Many environmentalists say the waste piles are a
glaring example of how Indiana's elected leaders view environmental
regulations as obstacles to business.
They criticize the Indiana Department of
Environmental Management's enforcement wing and a "streamlined" permitting
process they say allows polluters to avoid more stringent reviews.
They've also questioned the appointments of key
agency officials. Thomas Easterly, who was appointed by Gov. Mitch Daniels
to lead IDEM in 2005, previously worked for Bethlehem Steel,
ArcelorMittal's previous owners. A former coal industry lobbyist and
attorney was appointed in 2009 to oversee IDEM's legal department.
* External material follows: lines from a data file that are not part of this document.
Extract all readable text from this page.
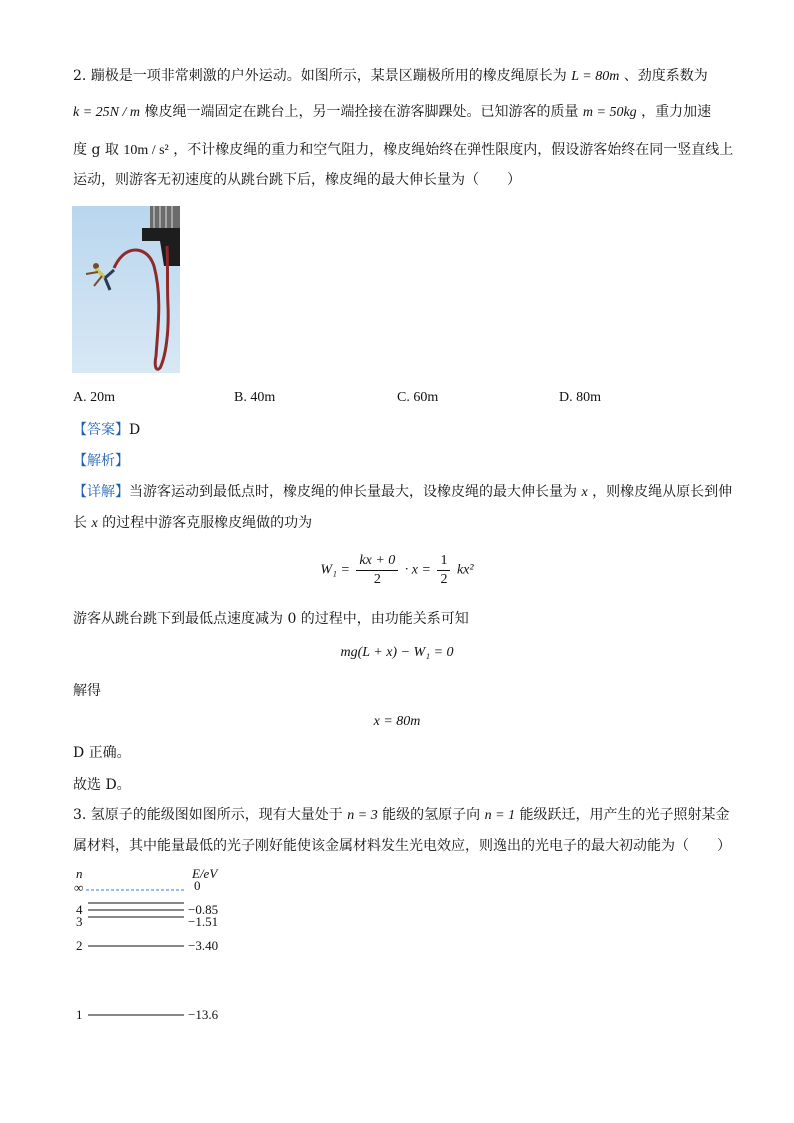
2. 蹦极是一项非常刺激的户外运动。如图所示，某景区蹦极所用的橡皮绳原长为 L = 80m 、劲度系数为
k = 25N / m 橡皮绳一端固定在跳台上，另一端拴接在游客脚踝处。已知游客的质量 m = 50kg ，重力加速
度 g 取 10m / s² ，不计橡皮绳的重力和空气阻力，橡皮绳始终在弹性限度内，假设游客始终在同一竖直线上
运动，则游客无初速度的从跳台跳下后，橡皮绳的最大伸长量为（　　）
A. 20m	B. 40m	C. 60m	D. 80m
【答案】D
【解析】
【详解】当游客运动到最低点时，橡皮绳的伸长量最大，设橡皮绳的最大伸长量为 x ，则橡皮绳从原长到伸
长 x 的过程中游客克服橡皮绳做的功为
$W_1 = \frac{kx + 0}{2} \cdot x = \frac{1}{2} kx^2$
游客从跳台跳下到最低点速度减为 0 的过程中，由功能关系可知
mg(L + x) − W₁ = 0
解得
x = 80m
D 正确。
故选 D。
3. 氢原子的能级图如图所示，现有大量处于 n = 3 能级的氢原子向 n = 1 能级跃迁，用产生的光子照射某金
属材料，其中能量最低的光子刚好能使该金属材料发生光电效应，则逸出的光电子的最大初动能为（　　）
n	E/eV
∞	0
4	−0.85
3	−1.51
2	−3.40
1	−13.6
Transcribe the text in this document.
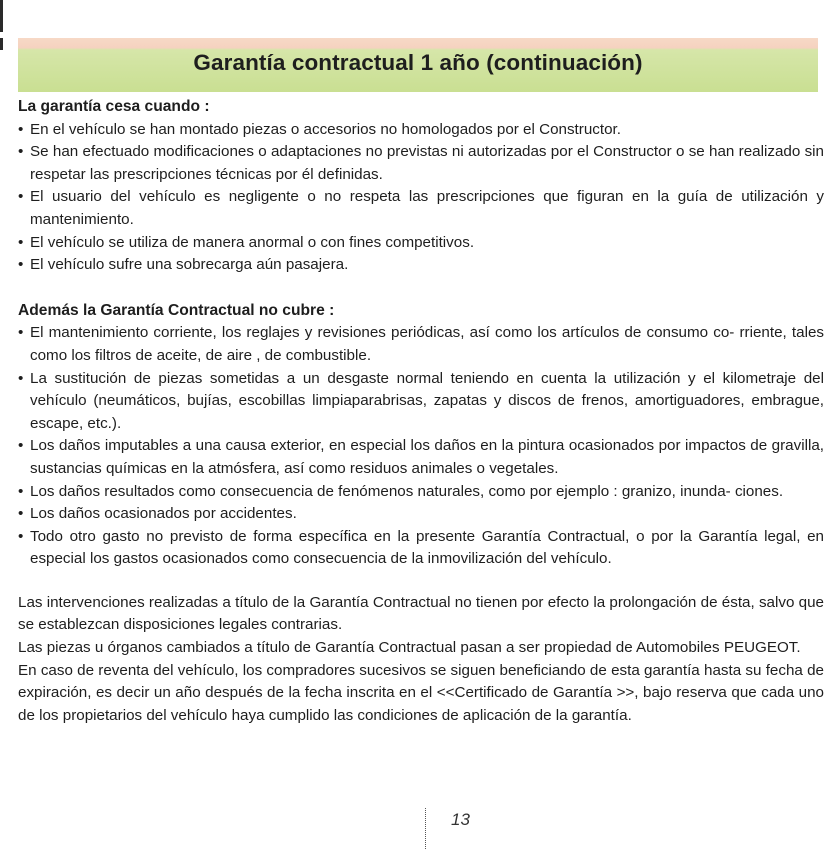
Garantía contractual 1 año (continuación)
La garantía cesa cuando :
• En el vehículo se han montado piezas o accesorios no homologados por el Constructor.
• Se han efectuado modificaciones o adaptaciones no previstas ni autorizadas por el Constructor o se han realizado sin respetar las prescripciones técnicas por él definidas.
• El usuario del vehículo es negligente o no respeta las prescripciones que figuran en la guía de utilización y mantenimiento.
• El vehículo se utiliza de manera anormal o con fines competitivos.
• El vehículo sufre una sobrecarga aún pasajera.
Además la Garantía Contractual no cubre :
• El mantenimiento corriente, los reglajes y revisiones periódicas, así como los artículos de consumo co- rriente, tales como los filtros de aceite, de aire , de combustible.
• La sustitución de piezas sometidas a un desgaste normal teniendo en cuenta la utilización y el kilometraje del vehículo (neumáticos, bujías, escobillas limpiaparabrisas, zapatas y discos de frenos, amortiguadores, embrague, escape, etc.).
• Los daños imputables a una causa exterior, en especial los daños en la pintura ocasionados por impactos de gravilla, sustancias químicas en la atmósfera, así como residuos animales o vegetales.
• Los daños resultados como consecuencia de fenómenos naturales, como por ejemplo : granizo, inunda- ciones.
• Los daños ocasionados por accidentes.
• Todo otro gasto no previsto de forma específica en la presente Garantía Contractual, o por la Garantía legal, en especial los gastos ocasionados como consecuencia de la inmovilización del vehículo.

Las intervenciones realizadas a título de la Garantía Contractual no tienen por efecto la prolongación de ésta, salvo que se establezcan disposiciones legales contrarias.

Las piezas u órganos cambiados a título de Garantía Contractual pasan a ser propiedad de Automobiles PEUGEOT.

En caso de reventa del vehículo, los compradores sucesivos se siguen beneficiando de esta garantía hasta su fecha de expiración, es decir un año después de la fecha inscrita en el <<Certificado de Garantía >>, bajo reserva que cada uno de los propietarios del vehículo haya cumplido las condiciones de aplicación de la garantía.

13
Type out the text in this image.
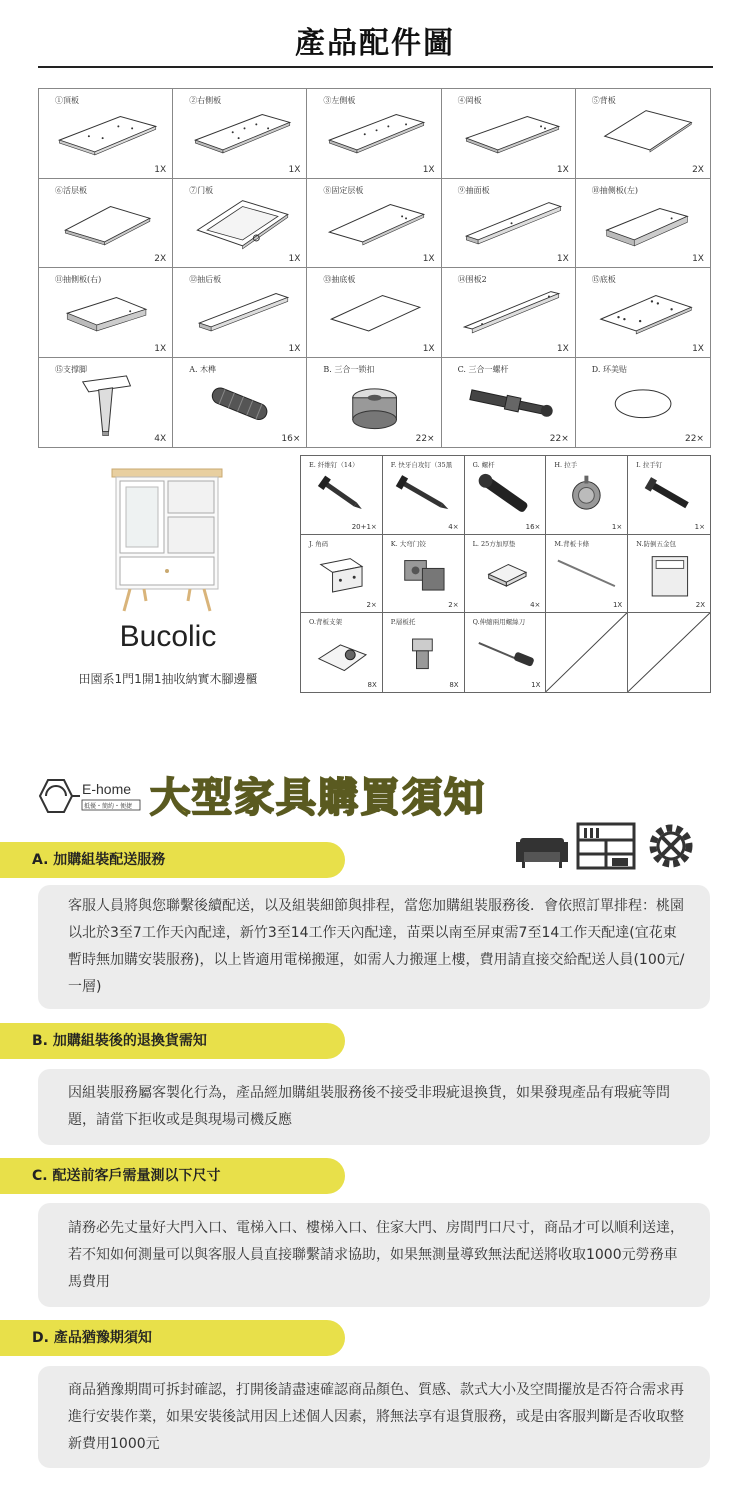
產品配件圖
①頂板
1X
②右側板
1X
③左側板
1X
④岡板
1X
⑤背板
2X
⑥活层板
2X
⑦门板
1X
⑧固定层板
1X
⑨抽面板
1X
⑩抽侧板(左)
1X
⑪抽側板(右)
1X
⑫抽后板
1X
⑬抽底板
1X
⑭围板2
1X
⑮底板
1X
⑮支撑脚
4X
A. 木榫
16×
B. 三合一锁扣
22×
C. 三合一螺杆
22×
D. 环美贴
22×
Bucolic
田園系1門1開1抽收納實木腳邊櫃
E. 纤维钉（14）
20+1×
F. 快牙自攻钉（35黑
4×
G. 螺杆
16×
H. 拉手
1×
I. 拉手钉
1×
J. 角码
2×
K. 大弯门铰
2×
L. 25方加厚垫
4×
M.背板卡條
1X
N.防倒五金包
2X
O.背板支架
8X
P.層板托
8X
Q.伸縮兩用螺絲刀
1X
E-home
抵優・簡約・便捷 大型家具購買須知
A. 加購組裝配送服務
客服人員將與您聯繫後續配送，以及組裝細節與排程，當您加購組裝服務後．會依照訂單排程：桃園以北於3至7工作天內配達，新竹3至14工作天內配達，苗栗以南至屏東需7至14工作天配達(宜花東暫時無加購安裝服務)，以上皆適用電梯搬運，如需人力搬運上樓，費用請直接交給配送人員(100元/一層)
B. 加購組裝後的退換貨需知
因組裝服務屬客製化行為，產品經加購組裝服務後不接受非瑕疵退換貨，如果發現產品有瑕疵等問題，請當下拒收或是與現場司機反應
C. 配送前客戶需量測以下尺寸
請務必先丈量好大門入口、電梯入口、樓梯入口、住家大門、房間門口尺寸，商品才可以順利送達，若不知如何測量可以與客服人員直接聯繫請求協助，如果無測量導致無法配送將收取1000元勞務車馬費用
D. 產品猶豫期須知
商品猶豫期間可拆封確認，打開後請盡速確認商品顏色、質感、款式大小及空間擺放是否符合需求再進行安裝作業，如果安裝後試用因上述個人因素，將無法享有退貨服務，或是由客服判斷是否收取整新費用1000元
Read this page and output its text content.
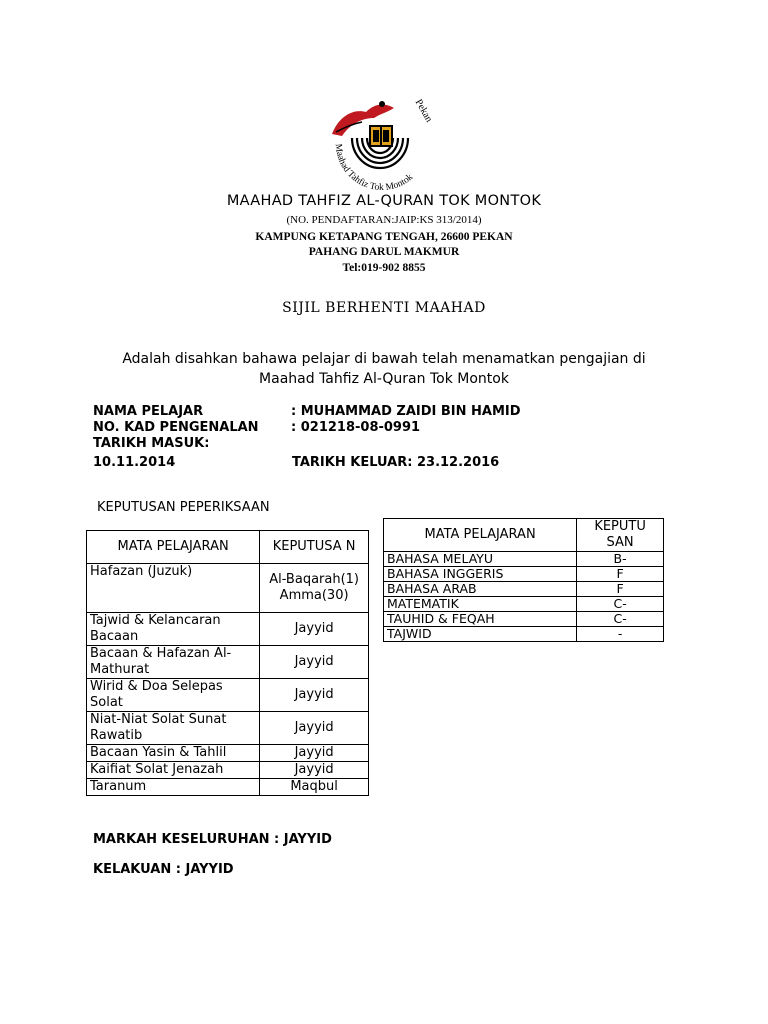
Pekan
Maahad Tahfiz Tok Montok
MAAHAD TAHFIZ AL-QURAN TOK MONTOK
(NO. PENDAFTARAN:JAIP:KS 313/2014)
KAMPUNG KETAPANG TENGAH, 26600 PEKAN
PAHANG DARUL MAKMUR
Tel:019-902 8855
SIJIL BERHENTI MAAHAD
Adalah disahkan bahawa pelajar di bawah telah menamatkan pengajian di
Maahad Tahfiz Al-Quran Tok Montok
NAMA PELAJAR	: MUHAMMAD ZAIDI BIN HAMID
NO. KAD PENGENALAN : 021218-08-0991
TARIKH MASUK:
10.11.2014	TARIKH KELUAR: 23.12.2016
KEPUTUSAN PEPERIKSAAN
MATA PELAJARAN	KEPUTUSA N
Hafazan (Juzuk)	Al-Baqarah(1) Amma(30)
Tajwid & Kelancaran Bacaan	Jayyid
Bacaan & Hafazan Al-Mathurat	Jayyid
Wirid & Doa Selepas Solat	Jayyid
Niat-Niat Solat Sunat Rawatib	Jayyid
Bacaan Yasin & Tahlil	Jayyid
Kaifiat Solat Jenazah	Jayyid
Taranum	Maqbul
MATA PELAJARAN	KEPUTU SAN
BAHASA MELAYU	B-
BAHASA INGGERIS	F
BAHASA ARAB	F
MATEMATIK	C-
TAUHID & FEQAH	C-
TAJWID	-
MARKAH KESELURUHAN : JAYYID
KELAKUAN : JAYYID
Easterly and Daniels "lobotomized that agency," said
Larry Davis, an ArcelorMittal electrical worker who has worked at the
Burns Harbor plant for 34 years. He is a former member of a number of
environmental groups and has tried to push the plant to find ways to
recycle its waste, rather than dump it.
Valparaiso attorney Kim Ferraro, who represents the
Hoosier Environmental Council and Save the Dunes, said much of the
ArcelorMittal waste was dumped during Easterly's tenure — some of it
illegally.
"To have the person in charge of a state agency
regulating industry with that kind of history -- that should raise a cause
for concern," she told The Indianapolis Star (http://indy.st/OoYTT7
).
IDEM spokeswoman Amy Hartsock said the dump site
dates from the 1980s, well before Easterly joined Bethlehem Steel in 1994.
She said that under Easterly's watch, IDEM has
gotten most Indiana communities to develop long-term plans to address
sewage overflows into waterways and that, for the first time, every
Indiana county is meeting U.S. Clean Air Act standards.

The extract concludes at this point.